A number of academic studies indicate that patents are very important for FDA-regulated medical device entrepreneurs, particularly those backed by venture capital.  The rationale is straightforward: without the protection provided by patents, investment in the clinical studies required to secure FDA approval is not likely to be forthcoming.  Indeed, according to the 2008 “Berkeley Patent Survey,” 94% of venture-backed medical device firms have patents, and they hold an average of 25 patents (2).  Another recent survey of VC investors in the medical diagnostic space found that these investors rank “intellectual property risk” as the third most important risk, immediately behind regulatory risk and reimbursement risk (3).

In the last few years, intellectual property risk in the area of diagnostics has increased substantially.  A number of Supreme Court decisions, particularly the Court’s 2012 decision in Mayo v. Prometheus (4), have made patents in the diagnostic arena considerably more difficult to secure. 

Weak diagnostic patents combined with FDA review requirements could substantially chill VC investment.  Specifically, given recent cases weakening patent protection, such protection may be insufficient to warrant the private investment in clinical studies required to get FDA approval. Already, according to the NVCA’s testimony at the January 2015 hearing, only 1 to 5 VC-backed companies have emerged in this space in the last few years.  
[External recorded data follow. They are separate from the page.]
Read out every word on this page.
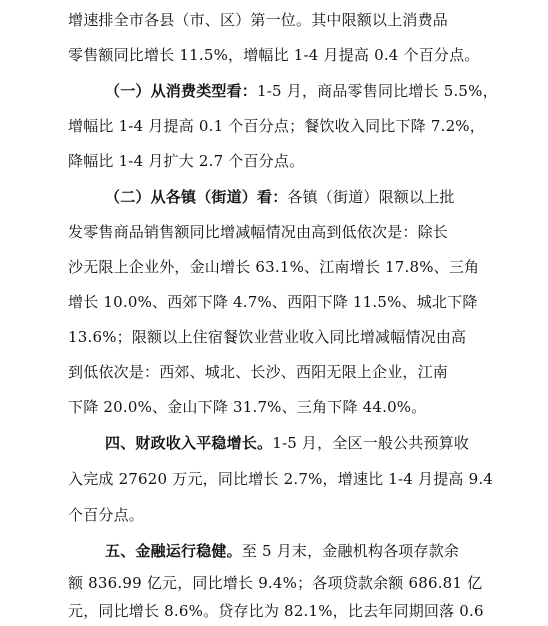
增速排全市各县（市、区）第一位。其中限额以上消费品
零售额同比增长 11.5%，增幅比 1-4 月提高 0.4 个百分点。
（一）从消费类型看：1-5 月，商品零售同比增长 5.5%，
增幅比 1-4 月提高 0.1 个百分点；餐饮收入同比下降 7.2%，
降幅比 1-4 月扩大 2.7 个百分点。
（二）从各镇（街道）看：各镇（街道）限额以上批
发零售商品销售额同比增减幅情况由高到低依次是：除长
沙无限上企业外，金山增长 63.1%、江南增长 17.8%、三角
增长 10.0%、西郊下降 4.7%、西阳下降 11.5%、城北下降
13.6%；限额以上住宿餐饮业营业收入同比增减幅情况由高
到低依次是：西郊、城北、长沙、西阳无限上企业，江南
下降 20.0%、金山下降 31.7%、三角下降 44.0%。
四、财政收入平稳增长。1-5 月，全区一般公共预算收
入完成 27620 万元，同比增长 2.7%，增速比 1-4 月提高 9.4
个百分点。
五、金融运行稳健。至 5 月末，金融机构各项存款余
额 836.99 亿元，同比增长 9.4%；各项贷款余额 686.81 亿
元，同比增长 8.6%。贷存比为 82.1%，比去年同期回落 0.6
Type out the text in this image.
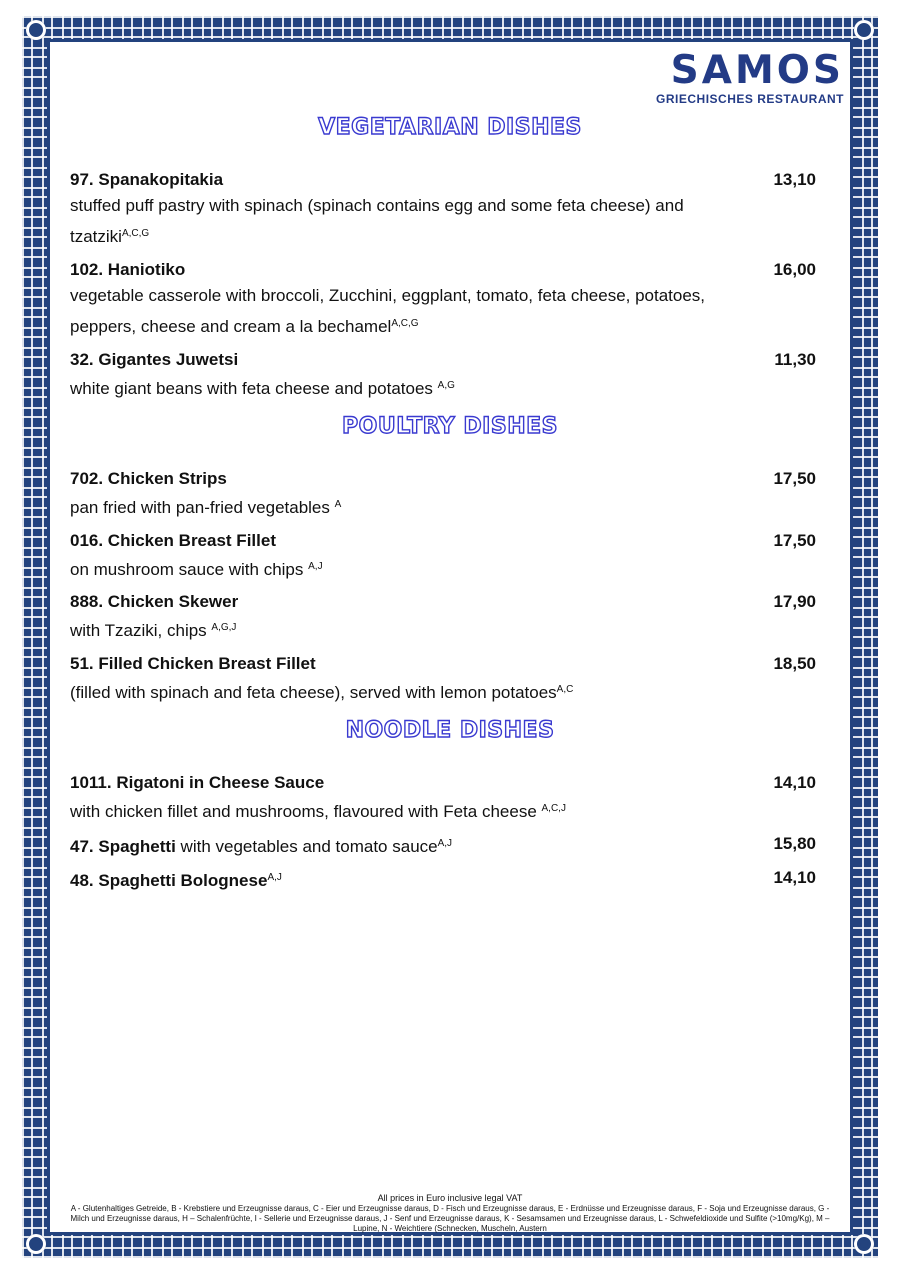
SAMOS
GRIECHISCHES RESTAURANT
VEGETARIAN DISHES
97. Spanakopitakia	13,10
stuffed puff pastry with spinach (spinach contains egg and some feta cheese) and tzatziki$^{A,C,G}$
102. Haniotiko	16,00
vegetable casserole with broccoli, Zucchini, eggplant, tomato, feta cheese, potatoes, peppers, cheese and cream a la bechamel$^{A,C,G}$
32. Gigantes Juwetsi	11,30
white giant beans with feta cheese and potatoes $^{A,G}$
POULTRY DISHES
702. Chicken Strips	17,50
pan fried with pan-fried vegetables $^A$
016. Chicken Breast Fillet	17,50
on mushroom sauce with chips $^{A,J}$
888. Chicken Skewer	17,90
with Tzaziki, chips $^{A,G,J}$
51. Filled Chicken Breast Fillet	18,50
(filled with spinach and feta cheese), served with lemon potatoes$^{A,C}$
NOODLE DISHES
1011. Rigatoni in Cheese Sauce	14,10
with chicken fillet and mushrooms, flavoured with Feta cheese $^{A,C,J}$
47. Spaghetti with vegetables and tomato sauce$^{A,J}$	15,80
48. Spaghetti Bolognese$^{A,J}$	14,10
All prices in Euro inclusive legal VAT
A - Glutenhaltiges Getreide, B - Krebstiere und Erzeugnisse daraus, C - Eier und Erzeugnisse daraus, D - Fisch und Erzeugnisse daraus, E - Erdnüsse und Erzeugnisse daraus, F - Soja und Erzeugnisse daraus, G - Milch und Erzeugnisse daraus, H – Schalenfrüchte, I - Sellerie und Erzeugnisse daraus, J - Senf und Erzeugnisse daraus, K - Sesamsamen und Erzeugnisse daraus, L - Schwefeldioxide und Sulfite (>10mg/Kg), M – Lupine, N - Weichtiere (Schnecken, Muscheln, Austern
A requirement for FDA review may be also be problematic for competitors of tests that are already approved by the FDA.  The act of seeking FDA review could alert holders of patents associated with approved tests to the possibility of patent infringement, chilling competitor investment even when the underlying patents are not necessarily valid.

References

  1. IOM, Evolution of Translational Omics: Lessons Learned and the Path Forward. 2012.
  2. Graham, S.J.H., Merges, R.P., Samuelson, P., and Sichelman, T. Berkeley Technology Law Journal  2009. 24(4) 1255-1327.
  3. Ackerly, D.C., Valverde, A.M., Diener, L.W., Dossary, K.L., and Schulman, K.A., Fueling Innovation in Medical Devices (and Beyond): Venture Capital in Health Care.  Health Affairs 2009. 28(1): w68-w75.
  4. Rai, A.K., Diagnostic Patents at the Supreme Court. Marquette Intellectual Property L.Rev. 2013. 18:1-9.